Чтобы превратить спальню из царства мрака в нормальную комнату, приходится включить все, что есть: боковые бра, торшер в углу и настольную лампу.
С таким освещением здесь уже почти не страшно. Но мне все же трудно подойти к креслу и жутко от того, что вижу на столе.
«Авария была давно. Он выжил. Восстановился!» — успокаиваю себя, делая первый шаг.
«Нет ничего хуже, чем то, что я уже знаю», — повторяю дважды.
Однако у письменного стола вся эта уверенность разлетается, как пыль под пальцами.
***За время практики в мединституте я видела много людей после аварий. Одних — в операционных, других — в морге.
В открытых ранах, гематомах и кровавом месиве не было ничего красивого.
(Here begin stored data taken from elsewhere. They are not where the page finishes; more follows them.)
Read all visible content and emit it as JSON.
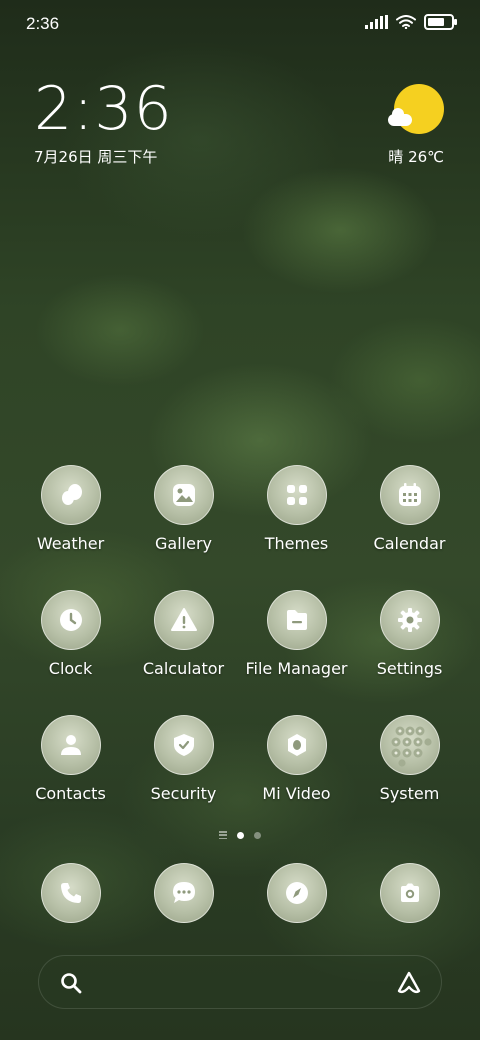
{
  "status_bar": {
    "time": "2:36",
    "battery_percent": 90
  },
  "clock_widget": {
    "time": "2:36",
    "date": "7月26日 周三下午"
  },
  "weather_widget": {
    "text": "晴 26℃",
    "sun_color": "#f5d020"
  },
  "apps": [
    {
      "label": "Weather",
      "icon": "weather-icon"
    },
    {
      "label": "Gallery",
      "icon": "gallery-icon"
    },
    {
      "label": "Themes",
      "icon": "themes-icon"
    },
    {
      "label": "Calendar",
      "icon": "calendar-icon"
    },
    {
      "label": "Clock",
      "icon": "clock-icon"
    },
    {
      "label": "Calculator",
      "icon": "calculator-icon"
    },
    {
      "label": "File Manager",
      "icon": "file-manager-icon"
    },
    {
      "label": "Settings",
      "icon": "gear-icon"
    },
    {
      "label": "Contacts",
      "icon": "contacts-icon"
    },
    {
      "label": "Security",
      "icon": "shield-icon"
    },
    {
      "label": "Mi Video",
      "icon": "video-icon"
    },
    {
      "label": "System",
      "icon": "folder-icon"
    }
  ],
  "page_indicator": {
    "pages": 2,
    "active": 0
  },
  "dock": [
    {
      "icon": "phone-icon"
    },
    {
      "icon": "messages-icon"
    },
    {
      "icon": "compass-icon"
    },
    {
      "icon": "camera-icon"
    }
  ],
  "search_bar": {
    "left_icon": "search-icon",
    "right_icon": "assistant-icon"
  },
  "colors": {
    "icon_glyph": "#6f7a5e",
    "icon_bg": "#c2cab2"
  }
}
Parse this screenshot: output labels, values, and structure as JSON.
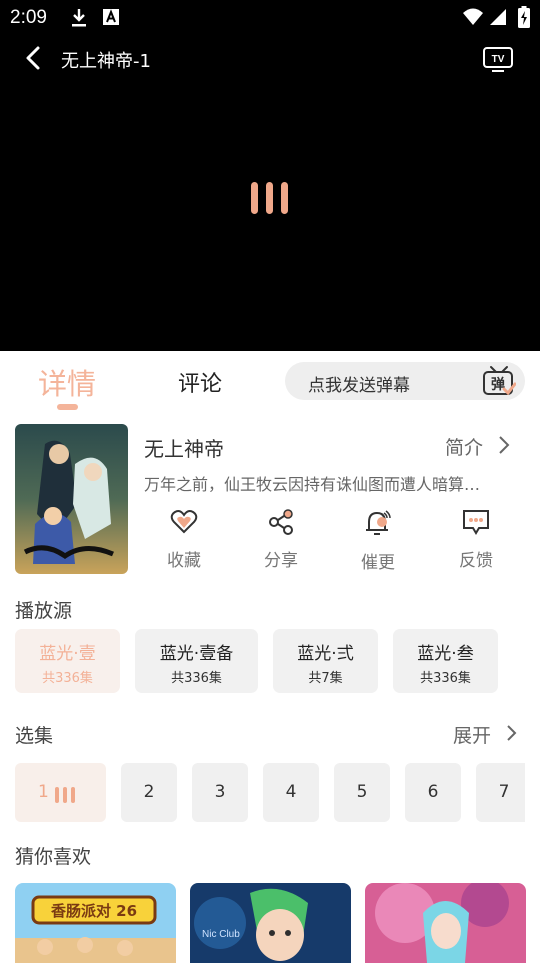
{
  "status_bar": {
    "time": "2:09",
    "icons": [
      "download-icon",
      "a11y-icon",
      "wifi-icon",
      "signal-icon",
      "battery-icon"
    ]
  },
  "player": {
    "title": "无上神帝-1",
    "icons": [
      "back-icon",
      "tv-cast-icon",
      "loading-bars-icon"
    ]
  },
  "tabs": {
    "details": "详情",
    "comments": "评论"
  },
  "danmaku": {
    "placeholder": "点我发送弹幕",
    "icon": "danmaku-icon",
    "icon_char": "弹"
  },
  "show": {
    "title": "无上神帝",
    "intro_label": "简介",
    "description": "万年之前，仙王牧云因持有诛仙图而遭人暗算…"
  },
  "actions": [
    {
      "label": "收藏",
      "icon": "heart-icon"
    },
    {
      "label": "分享",
      "icon": "share-icon"
    },
    {
      "label": "催更",
      "icon": "bell-icon"
    },
    {
      "label": "反馈",
      "icon": "feedback-icon"
    }
  ],
  "sources": {
    "heading": "播放源",
    "items": [
      {
        "name": "蓝光·壹",
        "count": "共336集",
        "active": true
      },
      {
        "name": "蓝光·壹备",
        "count": "共336集",
        "active": false
      },
      {
        "name": "蓝光·弍",
        "count": "共7集",
        "active": false
      },
      {
        "name": "蓝光·叁",
        "count": "共336集",
        "active": false
      }
    ]
  },
  "episodes": {
    "heading": "选集",
    "expand_label": "展开",
    "items": [
      "1",
      "2",
      "3",
      "4",
      "5",
      "6",
      "7"
    ],
    "active_index": 0
  },
  "recommend": {
    "heading": "猜你喜欢",
    "items": [
      {
        "label": "香肠派对 26"
      },
      {
        "label": "Nic Club"
      },
      {
        "label": ""
      }
    ]
  },
  "colors": {
    "accent": "#f4b49a",
    "player_bg": "#000000",
    "chip_bg": "#f1f1f1"
  }
}
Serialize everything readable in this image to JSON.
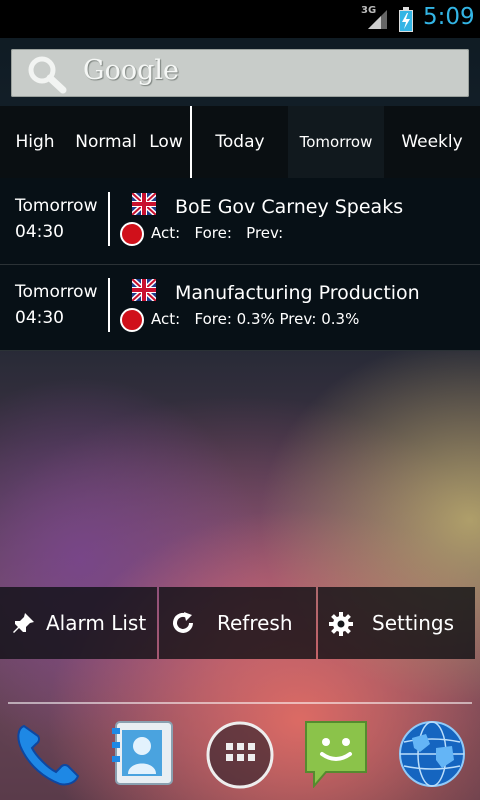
{
  "status_bar": {
    "network": "3G",
    "clock": "5:09",
    "clock_color": "#33b5e5"
  },
  "search": {
    "logo": "Google",
    "icon": "search-icon"
  },
  "tabs": {
    "high": "High",
    "normal": "Normal",
    "low": "Low",
    "today": "Today",
    "tomorrow": "Tomorrow",
    "weekly": "Weekly"
  },
  "events": [
    {
      "day": "Tomorrow",
      "time": "04:30",
      "title": "BoE Gov Carney Speaks",
      "stats": "Act:   Fore:   Prev:",
      "flag": "uk-flag-icon",
      "impact_color": "#d0101a"
    },
    {
      "day": "Tomorrow",
      "time": "04:30",
      "title": "Manufacturing Production",
      "stats": "Act:   Fore: 0.3% Prev: 0.3%",
      "flag": "uk-flag-icon",
      "impact_color": "#d0101a"
    }
  ],
  "actions": {
    "alarm_list": "Alarm List",
    "refresh": "Refresh",
    "settings": "Settings"
  },
  "dock": {
    "icons": [
      "phone-icon",
      "contacts-icon",
      "app-drawer-icon",
      "messaging-icon",
      "browser-icon"
    ]
  }
}
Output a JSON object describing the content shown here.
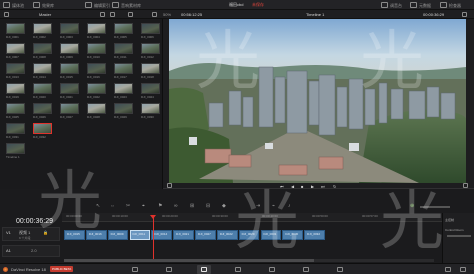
{
  "toolbar": {
    "media_pool": "媒体池",
    "effects": "效果库",
    "edit_index": "编辑索引",
    "sound_library": "音响素材库",
    "project_title": "福田cbd",
    "status": "未保存",
    "mixer": "调音台",
    "metadata": "元数据",
    "inspector": "检查器"
  },
  "pool_bar": {
    "bin_name": "Master",
    "zoom": "50%",
    "source_timecode": "00:56:12:25",
    "timeline_name": "Timeline 1",
    "record_timecode": "00:00:36:29"
  },
  "media_pool": {
    "clips": [
      "DJI_0001",
      "DJI_0002",
      "DJI_0003",
      "DJI_0004",
      "DJI_0005",
      "DJI_0006",
      "DJI_0007",
      "DJI_0008",
      "DJI_0009",
      "DJI_0010",
      "DJI_0011",
      "DJI_0012",
      "DJI_0013",
      "DJI_0014",
      "DJI_0015",
      "DJI_0016",
      "DJI_0017",
      "DJI_0018",
      "DJI_0019",
      "DJI_0020",
      "DJI_0021",
      "DJI_0022",
      "DJI_0023",
      "DJI_0024",
      "DJI_0025",
      "DJI_0026",
      "DJI_0027",
      "DJI_0028",
      "DJI_0029",
      "DJI_0030",
      "DJI_0031",
      "DJI_0032"
    ],
    "timeline_label": "Timeline 1"
  },
  "timeline": {
    "timecode": "00:00:36:29",
    "ruler": [
      "00:00:00:00",
      "00:00:10:00",
      "00:00:20:00",
      "00:00:30:00",
      "00:00:40:00",
      "00:00:50:00",
      "00:00:57:00"
    ],
    "video_track": {
      "id": "V1",
      "name": "视频 1",
      "clip_count": "9 个片段"
    },
    "audio_track": {
      "id": "A1",
      "level": "2.0"
    },
    "clips": [
      "DJI_0015",
      "DJI_0016",
      "DJI_0009",
      "DJI_0011",
      "DJI_0014",
      "DJI_0021",
      "DJI_0027",
      "DJI_0022",
      "DJI_0029",
      "DJI_0031",
      "DJI_0030",
      "DJI_0032"
    ],
    "right_panel_title": "Control Room",
    "right_panel_label": "主控制"
  },
  "page_bar": {
    "app_name": "DaVinci Resolve 18",
    "badge": "PUBLIC BETA"
  },
  "watermark": "光"
}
Чужое страдание, вера, а порой отчаяние. За годы учебы я научилась пропускать этот кошмар мимо себя. Врач не бог, глупо надеяться спасти всех. Но фотографии на краю стола пробивают насквозь такой волной боли, что не могу дышать.
На них не просто человек после аварии — на них кто-то очень похожий на Шаталова. Такого же телосложения. В одной из его любимых белых рубашек... на снимке она почти вся красная. С его губами, носом и длинными ресницами, закрывающими глаза.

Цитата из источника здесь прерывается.